松永はキックもすごい。この試合では4度のゴールキックに成功。大産大付高2年から続けている独自のルーチンで、開幕戦と合わせて10度決めている。「高校でフォームが分からなくなってどん底に落ちてから、ルーチンを決めようと思った。そのルーチンがきれいにできれば絶対に入る」という、ここまで成功率100%の高精度キックだ。
藤原も、素早い球出しで1~3本目のトライの起点となった。「同級生なので(松永とは)言い合える」と藤原。
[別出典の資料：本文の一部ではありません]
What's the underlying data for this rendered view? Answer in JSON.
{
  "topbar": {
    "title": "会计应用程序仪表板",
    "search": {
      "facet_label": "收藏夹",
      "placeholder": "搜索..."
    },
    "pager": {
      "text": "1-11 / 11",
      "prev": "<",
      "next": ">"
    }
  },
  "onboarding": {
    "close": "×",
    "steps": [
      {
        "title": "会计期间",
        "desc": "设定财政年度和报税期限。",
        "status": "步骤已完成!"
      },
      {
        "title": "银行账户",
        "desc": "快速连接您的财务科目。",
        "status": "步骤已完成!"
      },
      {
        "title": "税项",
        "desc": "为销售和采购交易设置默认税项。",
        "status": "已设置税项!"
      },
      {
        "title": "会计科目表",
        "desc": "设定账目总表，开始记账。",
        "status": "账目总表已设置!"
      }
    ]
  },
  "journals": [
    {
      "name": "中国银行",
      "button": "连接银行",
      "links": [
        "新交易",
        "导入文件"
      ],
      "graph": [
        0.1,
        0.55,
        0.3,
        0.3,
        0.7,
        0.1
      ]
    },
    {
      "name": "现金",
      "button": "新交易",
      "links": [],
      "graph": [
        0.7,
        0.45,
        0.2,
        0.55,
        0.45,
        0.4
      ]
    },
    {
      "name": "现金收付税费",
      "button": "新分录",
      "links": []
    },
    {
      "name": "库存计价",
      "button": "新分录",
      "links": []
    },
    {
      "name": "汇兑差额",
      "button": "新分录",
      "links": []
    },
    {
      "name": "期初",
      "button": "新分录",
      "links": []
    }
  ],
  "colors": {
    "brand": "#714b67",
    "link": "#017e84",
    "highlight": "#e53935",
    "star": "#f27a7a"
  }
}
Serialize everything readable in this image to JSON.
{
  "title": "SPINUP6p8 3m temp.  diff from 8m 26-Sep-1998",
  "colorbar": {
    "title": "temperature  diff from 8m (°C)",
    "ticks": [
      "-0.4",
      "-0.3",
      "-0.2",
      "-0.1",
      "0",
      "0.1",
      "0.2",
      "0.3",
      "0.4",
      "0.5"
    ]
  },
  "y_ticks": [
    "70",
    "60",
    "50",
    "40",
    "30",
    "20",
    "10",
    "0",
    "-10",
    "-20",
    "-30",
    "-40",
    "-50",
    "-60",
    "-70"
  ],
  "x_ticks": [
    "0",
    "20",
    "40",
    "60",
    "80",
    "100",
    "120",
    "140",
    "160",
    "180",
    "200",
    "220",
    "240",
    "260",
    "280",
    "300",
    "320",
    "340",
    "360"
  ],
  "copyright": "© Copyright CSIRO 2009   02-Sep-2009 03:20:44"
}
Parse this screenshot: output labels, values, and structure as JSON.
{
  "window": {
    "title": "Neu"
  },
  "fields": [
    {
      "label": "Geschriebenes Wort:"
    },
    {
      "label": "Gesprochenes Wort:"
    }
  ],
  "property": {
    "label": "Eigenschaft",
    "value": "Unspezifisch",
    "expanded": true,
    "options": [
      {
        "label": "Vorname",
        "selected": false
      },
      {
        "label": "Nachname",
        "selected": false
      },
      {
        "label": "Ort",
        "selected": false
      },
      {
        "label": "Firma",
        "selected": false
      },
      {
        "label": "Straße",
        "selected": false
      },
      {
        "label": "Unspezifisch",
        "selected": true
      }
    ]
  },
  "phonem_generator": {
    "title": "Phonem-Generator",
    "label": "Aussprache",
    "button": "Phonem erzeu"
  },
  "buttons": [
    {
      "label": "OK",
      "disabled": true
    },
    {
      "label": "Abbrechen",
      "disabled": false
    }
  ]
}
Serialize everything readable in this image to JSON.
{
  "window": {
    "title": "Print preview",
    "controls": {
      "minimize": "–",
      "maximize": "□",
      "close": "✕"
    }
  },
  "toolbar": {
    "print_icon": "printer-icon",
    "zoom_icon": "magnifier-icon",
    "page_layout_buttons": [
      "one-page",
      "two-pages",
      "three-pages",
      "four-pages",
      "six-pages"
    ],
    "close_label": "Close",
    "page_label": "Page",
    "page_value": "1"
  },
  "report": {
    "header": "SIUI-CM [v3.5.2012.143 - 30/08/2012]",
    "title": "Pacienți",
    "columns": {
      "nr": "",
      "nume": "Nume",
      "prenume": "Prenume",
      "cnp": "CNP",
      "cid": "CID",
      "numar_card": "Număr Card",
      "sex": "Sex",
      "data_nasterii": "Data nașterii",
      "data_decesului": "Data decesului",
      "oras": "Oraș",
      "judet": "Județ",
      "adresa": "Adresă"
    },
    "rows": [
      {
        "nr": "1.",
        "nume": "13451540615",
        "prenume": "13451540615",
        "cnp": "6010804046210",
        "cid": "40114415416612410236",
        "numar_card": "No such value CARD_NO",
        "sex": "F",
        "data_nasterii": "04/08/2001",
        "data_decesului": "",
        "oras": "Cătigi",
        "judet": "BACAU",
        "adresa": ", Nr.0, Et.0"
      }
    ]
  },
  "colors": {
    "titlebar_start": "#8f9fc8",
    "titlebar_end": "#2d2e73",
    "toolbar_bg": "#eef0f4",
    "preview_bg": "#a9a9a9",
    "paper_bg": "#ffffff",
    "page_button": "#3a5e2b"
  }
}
松永も「一緒に行動しているからコミュニケーションを取りやすいし、性格も分かる」とグラウンド内外で息ぴったりだ。関学大は9月30日の開幕戦で、昨季の全国大学選手権で4強入りした同大を21―14で破った。勢いに乗る相手から後半だけで6トライを挙げ、開幕2連勝に導いた。
ともに高校日本代表などの経験はなく全国的には無名だが、実力でレギュラーを奪って2試合連続で先発した。同じ1年時から天理大で活躍したSO立川理道とSH井上大介(ともに現クボタ)のコンビをほうふつさせる。小松節夫監督(54)も「開幕戦と同じように落ち着いてやれていた」と評価した。
昨季は7戦全勝で4年ぶり8度目の関西制覇を果たしたが、全国大学選手権の準決勝で8連覇した帝京大に24―42で敗れた。「経験値は去年より上だが、それが出ているかどうか…。今日も、もうひとつ」。圧勝でも指揮官が納得していないのは、本気で「打倒・帝京大」を狙っているからこそだ。「日本一を目指している。こんなところで手こずっていたらあかん」と藤原は言い切った。今季の天理大は、昨季以上の快進撃が期待できそうだ。(伊井 亮一)
◆松永 拓朗(まつなが・たくろう)1998年8月13日、大阪市生まれ。19歳。中野中1年からラグビーを始める。大産大付高では花園出場はなし。体育教師を希望し体育学部がある天理大に進学。家族は両親と大産大付高3年の弟・貫汰。172センチ、77キロ。